Гоголиада медленно развернулась к нему и начала подниматься. На графа опять словно сыростью повеяло. Он сжался внутри сюртука и, стараясь не смотреть в глаза хозяйке, попытался проследить, куда она смотрит. Она показывала ему ладони и пальцы. Долго показывала, покручивая их перед носом графа и вместе же с ним их разглядывая. Потом тихо сказала:

— Посмотрите! Совсем холодные…

Граф отпрянул и промолчал. Нечего было говорить. К тому же он понял, что если ещё пробудет у Гоголиады хоть некоторое время, оно (это самое время) окажется роковым для его души. Граф заспешил, засуетился в поисках трости и шляпы, по обыкновению в таких случаях затараторил:

— Всё, всё, всё! Главное-то я уже услышал, и, значит, до завтра. Всё-всё-всё!
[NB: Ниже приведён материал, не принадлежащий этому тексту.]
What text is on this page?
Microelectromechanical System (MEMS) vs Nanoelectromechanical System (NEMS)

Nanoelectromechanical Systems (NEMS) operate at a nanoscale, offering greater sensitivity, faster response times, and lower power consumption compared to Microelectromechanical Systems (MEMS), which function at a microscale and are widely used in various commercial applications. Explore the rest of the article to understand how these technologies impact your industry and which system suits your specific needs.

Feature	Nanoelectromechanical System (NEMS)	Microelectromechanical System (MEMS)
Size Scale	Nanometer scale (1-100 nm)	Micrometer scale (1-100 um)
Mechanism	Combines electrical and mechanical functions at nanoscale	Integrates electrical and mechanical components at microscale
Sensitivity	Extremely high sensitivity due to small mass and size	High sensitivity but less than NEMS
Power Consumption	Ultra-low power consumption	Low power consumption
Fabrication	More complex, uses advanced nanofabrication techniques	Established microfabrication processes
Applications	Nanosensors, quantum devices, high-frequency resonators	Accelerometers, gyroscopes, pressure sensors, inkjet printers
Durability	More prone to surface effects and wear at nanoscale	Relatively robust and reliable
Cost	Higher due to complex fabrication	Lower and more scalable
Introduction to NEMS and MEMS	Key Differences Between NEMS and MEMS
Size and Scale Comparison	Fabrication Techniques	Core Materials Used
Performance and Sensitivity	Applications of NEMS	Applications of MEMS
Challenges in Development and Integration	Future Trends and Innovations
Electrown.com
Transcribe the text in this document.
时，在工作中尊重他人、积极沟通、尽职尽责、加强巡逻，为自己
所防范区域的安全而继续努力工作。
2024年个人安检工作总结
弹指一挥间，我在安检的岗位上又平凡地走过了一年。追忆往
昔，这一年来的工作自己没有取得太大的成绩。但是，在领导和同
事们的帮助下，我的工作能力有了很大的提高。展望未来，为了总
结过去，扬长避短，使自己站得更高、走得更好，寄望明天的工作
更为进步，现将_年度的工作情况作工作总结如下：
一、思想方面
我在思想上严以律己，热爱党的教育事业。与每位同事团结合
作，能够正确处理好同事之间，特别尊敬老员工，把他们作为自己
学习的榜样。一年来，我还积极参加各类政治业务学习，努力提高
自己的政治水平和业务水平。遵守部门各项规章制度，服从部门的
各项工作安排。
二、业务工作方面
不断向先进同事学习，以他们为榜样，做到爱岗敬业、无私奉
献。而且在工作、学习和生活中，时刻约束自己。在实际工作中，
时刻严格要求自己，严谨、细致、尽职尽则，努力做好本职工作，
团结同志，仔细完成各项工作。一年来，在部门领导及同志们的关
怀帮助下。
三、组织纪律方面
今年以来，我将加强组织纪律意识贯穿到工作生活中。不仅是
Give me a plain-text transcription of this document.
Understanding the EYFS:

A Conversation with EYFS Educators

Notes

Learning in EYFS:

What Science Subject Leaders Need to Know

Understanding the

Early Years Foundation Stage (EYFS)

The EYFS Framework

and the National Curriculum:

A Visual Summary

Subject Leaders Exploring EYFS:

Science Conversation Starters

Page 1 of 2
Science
Спасибо за бал, за приём, жажду услышать книжицу, всё было обворожительно, восхитительно и замечательно, как и хозяйка этого дома!

Ушёл.

Стало промозгло.

Вернулся, просто ворвался. Но запнулся на пороге и застыл. Оттуда и протрубил: — …А издатели уже дерутся, делят, червонцесчитатели, кому вас печатать!

Гоголиада промолчала.

Граф подождал реакции. Нет реакции. Сдулся и прошептал:

— Высоко парите, голубонька… Спокойной вам ночи…

Ах, как прав был в своём пожелании Граф, как прав!

Так немногое разделяло эти два существа — талантливого, но безгениального Графа и гениальную, но бесталанную в обычной жизни беллетристку. Так немногое разделяло, а вот гляди, разделило. Ушёл.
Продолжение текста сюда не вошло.